I do not pretend to like or to approve the tone of Garrison's printed censures. I could not use such language myself towards any class of offenders; nor can I sympathise in its use by others. But it is only fair to mention that Garrison adopts it warily; and that I am persuaded that he is elevated above passion, and has no unrighteous anger to vent in harsh expressions. He considers his task to be the exposure of fallacy, the denunciation of hypocrisy, and the rebuke of selfish timidity. He is looked upon by those who defend him in this particular, as holding the branding-iron: and it seems true enough that no one branded by Garrison ever recovers it. He gives his reasons for his severity with a calmness, meekness, and softness which contrast strongly with the subject of the discourse, and which convince the objector that there is principle at the bottom of the practice. One day, when he was expressing his pleasure at Dr. Channing having shaken hands with him the preceding day, he spoke with affectionate respect of Dr. Channing. I asked him who would have supposed he felt thus towards Dr. Channing, after the language which had been used about him and his book in the Liberator of the last week. His gentle reply was,
“The most difficult duty of an office like mine is to find fault with those whom I love and honour most. I have been obliged to do it about—, who is one of my best friends. He is clearly wrong in a matter important to the cause; and I must expose it. In the same way, Dr. Channing, while aiding our cause, has thought fit to say that the abolitionists are fanatical; in other words, that we set up our wayward wills in opposition to the will we profess to obey. I cannot suffer the cause to be injured by letting this pass: but I do not th less value Dr. Channing for the things he has done.”

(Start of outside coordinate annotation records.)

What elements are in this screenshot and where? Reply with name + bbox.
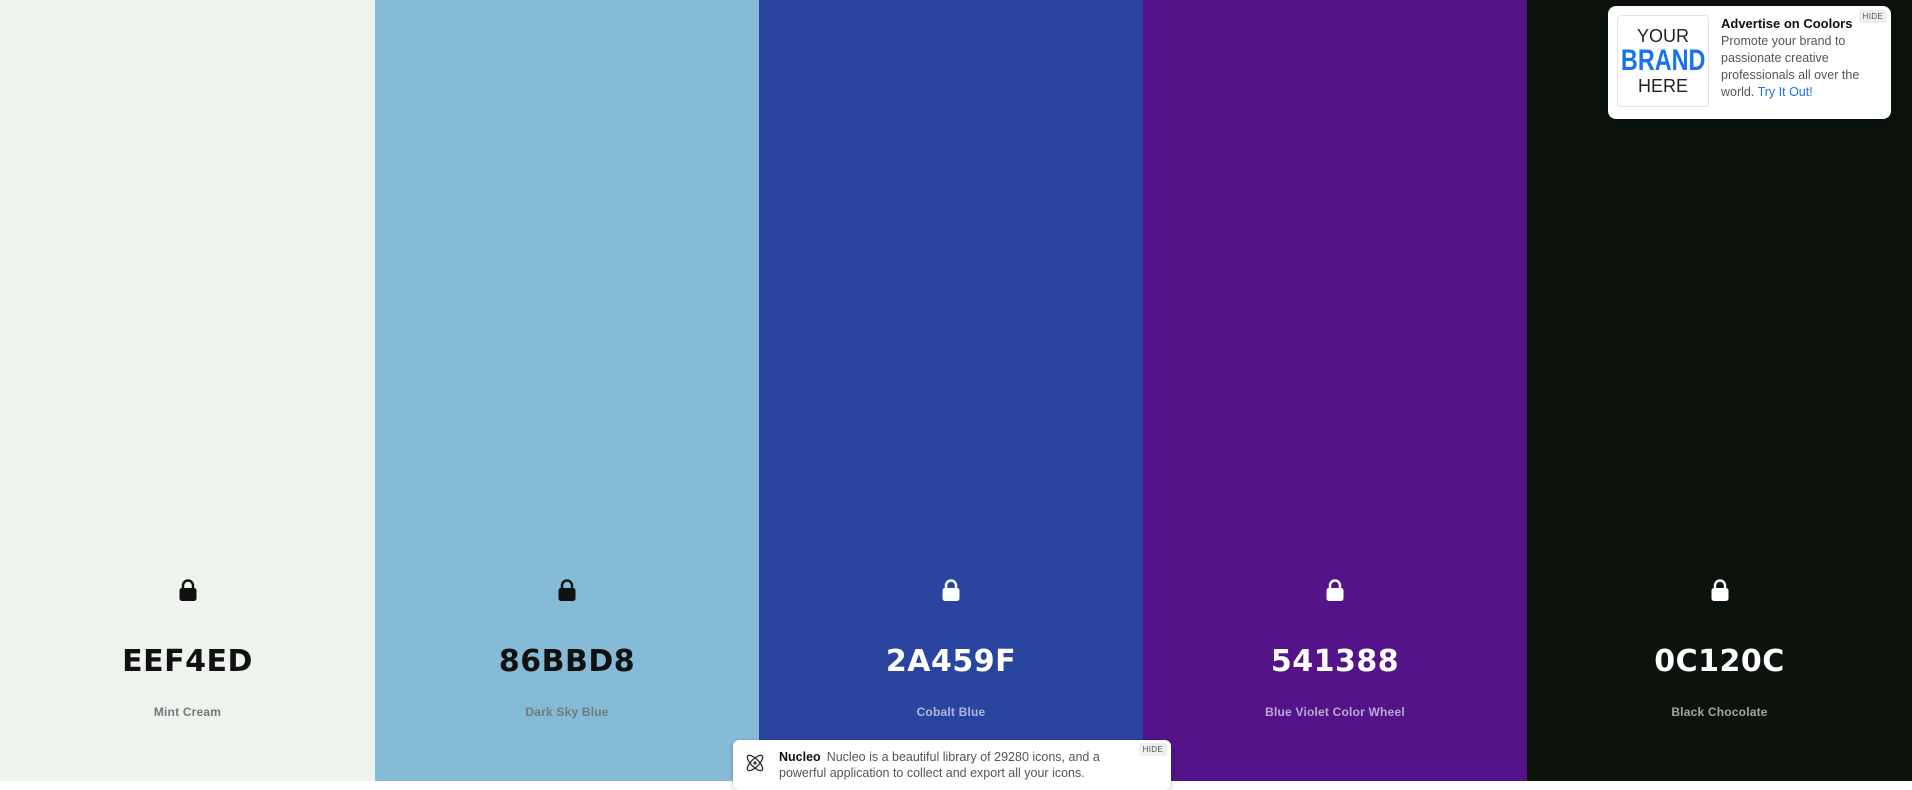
- nucleo-description: Nucleo is a beautiful library of 29280 i…: [779, 750, 1100, 780]
- color-swatch[interactable]: 86BBD8 Dark Sky Blue: [375, 0, 759, 781]
- lock-icon[interactable]: [178, 578, 198, 602]
- nucleo-text: Nucleo Nucleo is a beautiful library of 2…: [779, 749, 1119, 781]
- color-swatch[interactable]: 541388 Blue Violet Color Wheel: [1143, 0, 1527, 781]
- nucleo-name: Nucleo: [779, 750, 821, 764]
- brand-logo-line3: HERE: [1637, 76, 1688, 96]
- color-hex[interactable]: 86BBD8: [375, 644, 759, 679]
- hide-nucleo-button[interactable]: HIDE: [1138, 743, 1167, 756]
- color-hex[interactable]: EEF4ED: [0, 644, 375, 679]
- color-name: Dark Sky Blue: [525, 705, 609, 719]
- try-it-out-link[interactable]: Try It Out!: [1758, 85, 1813, 99]
- color-name: Blue Violet Color Wheel: [1265, 705, 1405, 719]
- brand-logo: YOUR BRAND HERE: [1617, 15, 1709, 107]
- nucleo-banner[interactable]: Nucleo Nucleo is a beautiful library of 2…: [733, 740, 1171, 790]
- brand-logo-line1: YOUR: [1636, 26, 1689, 46]
- color-name: Cobalt Blue: [916, 705, 986, 719]
- atom-icon: [746, 754, 764, 772]
- brand-logo-line2: BRAND: [1620, 44, 1706, 77]
- ad-title: Advertise on Coolors: [1721, 16, 1853, 31]
- advertise-card[interactable]: YOUR BRAND HERE Advertise on Coolors Pro…: [1608, 6, 1891, 119]
- color-swatch[interactable]: 2A459F Cobalt Blue: [759, 0, 1143, 781]
- color-name: Black Chocolate: [1671, 705, 1768, 719]
- color-hex[interactable]: 2A459F: [759, 644, 1143, 679]
- ad-body: Promote your brand to passionate creativ…: [1721, 33, 1881, 101]
- color-hex[interactable]: 541388: [1143, 644, 1527, 679]
- hide-ad-button[interactable]: HIDE: [1858, 10, 1887, 23]
- lock-icon[interactable]: [1325, 578, 1345, 602]
- color-swatch[interactable]: EEF4ED Mint Cream: [0, 0, 375, 781]
- lock-icon[interactable]: [1710, 578, 1730, 602]
- color-name: Mint Cream: [153, 705, 222, 719]
- color-hex[interactable]: 0C120C: [1527, 644, 1912, 679]
- lock-icon[interactable]: [941, 578, 961, 602]
- lock-icon[interactable]: [557, 578, 577, 602]
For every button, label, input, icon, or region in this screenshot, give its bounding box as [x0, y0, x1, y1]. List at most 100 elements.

I was not yet satisfied of the necessity of so much severity as had been used. Garrison bore with me with a meekness too touching to be ever forgotten.
He never speaks of himself or his persecutions unless compelled; and his child will never learn at home what a distinguished father he has. He will know him as the tenderest of parents, before he becomes aware that he is a great hero. I found myself growing into a forgetfulness of the deliverer of a race in the friend of the fireside. One day, in Michigan, two friends (who happened to be abolitionists) and I were taking a drive with the Governor of the State, who was talking of some recent commotion on the slavery question. “What is Garrison like?” said he. “Ask Miss M.,” said one smiling friend: “Ask Miss M.,” said the other. I was asked accordingly: and my answer was that I thought Garrison the most bewitching personage I had met in the United States. The impression cannot but be strengthened by his being made such a bugbear as he is: but the testimony of his personal friends, the closest watchers of his life, may safely be appealed to as to the charms of his domestic manners.
Garrison gaily promised me that ho would come over whenever his work is done in the United States, that we may keep jubilee in London. I believe it would be safe to promise him a hundred thousand welcomes as warm as mine.
[*]Society in America, vol. ii. p. 264.